The photograph shows three men in suits and a fourth in a long coat, standing by a car at the side of a dirt road on a flat plain panelled with fields. Power lines stretch to the grey horizon. The men could be property developers, surveying the site of a new out-of-town supermarket, but for a single detail: one of them has curled his hand into the shape of a pistol, and he is pointing it at his companions.

The picture, taken in 1963, comes from the archive of the Los Angeles Police Department. The three men in suits are cops, there to recreate the climax of the Onion Field kidnappings, one of the more notorious cases in the history of the LAPD – a police force that, in its 145-year history, has seen more notorious cases than any other. The fourth man (on the far right) is Jimmy Lee Smith, one of the suspects.

On the night of 9 March, two LAPD officers had been kidnapped in Hollywood and driven north into California's agricultural heartland. One, Ian Campbell, was shot dead in an onion field; the other, Karl Hettinger, ran off into the dark and escaped. The killers, Gregory Powell and Smith, known as "Jimmy Youngblood", were captured the next day. They received death sentences, but evaded execution when California abolished the death penalty several years later.

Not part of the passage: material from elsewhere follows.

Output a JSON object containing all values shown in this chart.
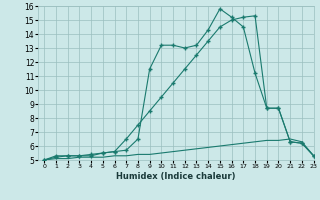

The photograph has been unearthed for "Unedited!: the LAPD Photo Archives", an exhibition showing at this month's second annual Paris Photo fair in Los Angeles. The fair takes place on the soundstages of Paramount Studios in Hollywood, where some of the shots are being displayed in the shop façades of the studio's New York backlot – a fake Manhattan street – meaning they are "in" LA and New York simultaneously.